黄昏バラッド
「まあ、本当は客じゃなくて従業員として来て欲しいんだけどね」
鉄さんはパソコンの前に戻り、またなにかの作業をしていた。
「従業員として?私はぜんぜん大丈夫ですけど……」
「いやいや、麻耶ちゃん未成年だから夜働かせたら怒られるし。夜は酒も出すからさ」
ちょっと夜のサンセットも面白そうだけど、鉄さんが捕まったりしたら大変だからダメだね。

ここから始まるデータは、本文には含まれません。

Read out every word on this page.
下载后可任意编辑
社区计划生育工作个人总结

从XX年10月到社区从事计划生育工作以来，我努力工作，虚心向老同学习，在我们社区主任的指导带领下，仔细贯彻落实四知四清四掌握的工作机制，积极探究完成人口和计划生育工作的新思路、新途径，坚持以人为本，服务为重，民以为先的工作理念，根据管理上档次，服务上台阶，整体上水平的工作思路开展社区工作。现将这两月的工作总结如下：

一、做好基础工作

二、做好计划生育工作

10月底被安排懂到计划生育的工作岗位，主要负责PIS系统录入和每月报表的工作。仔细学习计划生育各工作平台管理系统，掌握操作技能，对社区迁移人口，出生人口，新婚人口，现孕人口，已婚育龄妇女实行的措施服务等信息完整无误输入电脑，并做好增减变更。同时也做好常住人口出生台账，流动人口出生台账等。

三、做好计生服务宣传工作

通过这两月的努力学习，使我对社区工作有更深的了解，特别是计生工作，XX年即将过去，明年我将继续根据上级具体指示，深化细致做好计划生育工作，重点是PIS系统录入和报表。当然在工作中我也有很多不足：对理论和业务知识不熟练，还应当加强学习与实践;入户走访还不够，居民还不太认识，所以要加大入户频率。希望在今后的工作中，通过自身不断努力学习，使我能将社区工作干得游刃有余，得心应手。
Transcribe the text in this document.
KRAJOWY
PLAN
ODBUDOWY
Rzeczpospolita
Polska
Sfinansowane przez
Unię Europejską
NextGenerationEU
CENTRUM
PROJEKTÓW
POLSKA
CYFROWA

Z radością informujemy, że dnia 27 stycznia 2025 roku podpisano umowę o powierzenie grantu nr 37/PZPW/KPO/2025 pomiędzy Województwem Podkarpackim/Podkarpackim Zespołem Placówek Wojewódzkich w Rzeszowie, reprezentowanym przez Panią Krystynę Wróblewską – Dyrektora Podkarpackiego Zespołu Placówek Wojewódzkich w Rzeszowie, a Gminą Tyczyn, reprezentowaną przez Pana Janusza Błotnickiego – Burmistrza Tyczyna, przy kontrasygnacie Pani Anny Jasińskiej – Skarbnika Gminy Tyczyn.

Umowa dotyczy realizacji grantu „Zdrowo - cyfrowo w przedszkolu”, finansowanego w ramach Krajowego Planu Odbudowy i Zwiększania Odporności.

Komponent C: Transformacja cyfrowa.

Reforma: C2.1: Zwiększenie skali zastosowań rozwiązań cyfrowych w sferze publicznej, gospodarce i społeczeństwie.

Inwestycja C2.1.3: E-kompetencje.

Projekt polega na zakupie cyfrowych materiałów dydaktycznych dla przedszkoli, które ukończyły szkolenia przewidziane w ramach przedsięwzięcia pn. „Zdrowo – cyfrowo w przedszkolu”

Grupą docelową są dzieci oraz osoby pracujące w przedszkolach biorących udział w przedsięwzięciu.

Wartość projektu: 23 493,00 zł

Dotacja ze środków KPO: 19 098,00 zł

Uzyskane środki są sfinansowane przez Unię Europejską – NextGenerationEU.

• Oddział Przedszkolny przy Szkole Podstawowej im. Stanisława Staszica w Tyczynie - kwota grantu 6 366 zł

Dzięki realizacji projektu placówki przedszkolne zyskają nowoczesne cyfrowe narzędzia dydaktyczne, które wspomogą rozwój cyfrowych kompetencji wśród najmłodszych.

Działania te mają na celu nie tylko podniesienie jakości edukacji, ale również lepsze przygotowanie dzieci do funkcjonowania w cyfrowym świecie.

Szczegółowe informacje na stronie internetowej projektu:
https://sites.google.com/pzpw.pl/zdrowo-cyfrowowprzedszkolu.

でも私がいなくても他に従業員はいるし、人手は足りてると思うけど。
「あいつらほとんどステージに上がるから夜は人手不足なんだよなあ」
私の心の声が聞こえたみたいに鉄さんが言う。
あいつら?ステージ?どういうこと?
「ここで働いてる連中はみんなバンドマンだから。あそこの隅に段差があるだろ?あれがステージになるの」
それってゆっきーさんやたかみーさんも?みんな音楽をやってる人たちだったんだ。
しかも夜はあのステージで演奏するってことだよね?
どんな感じなんだろう。見てみたいな。
「ちなみに俺もバンドマンだけどね。楽器はベース」
そういえば鉄さんはサクとバンドをやってたって言ってた。
サクはギターで鉄さんはベース。
サクのギターや歌はいつも聞いてるけど、きっとバンドの音色とはぜんぜん違うんだろうな。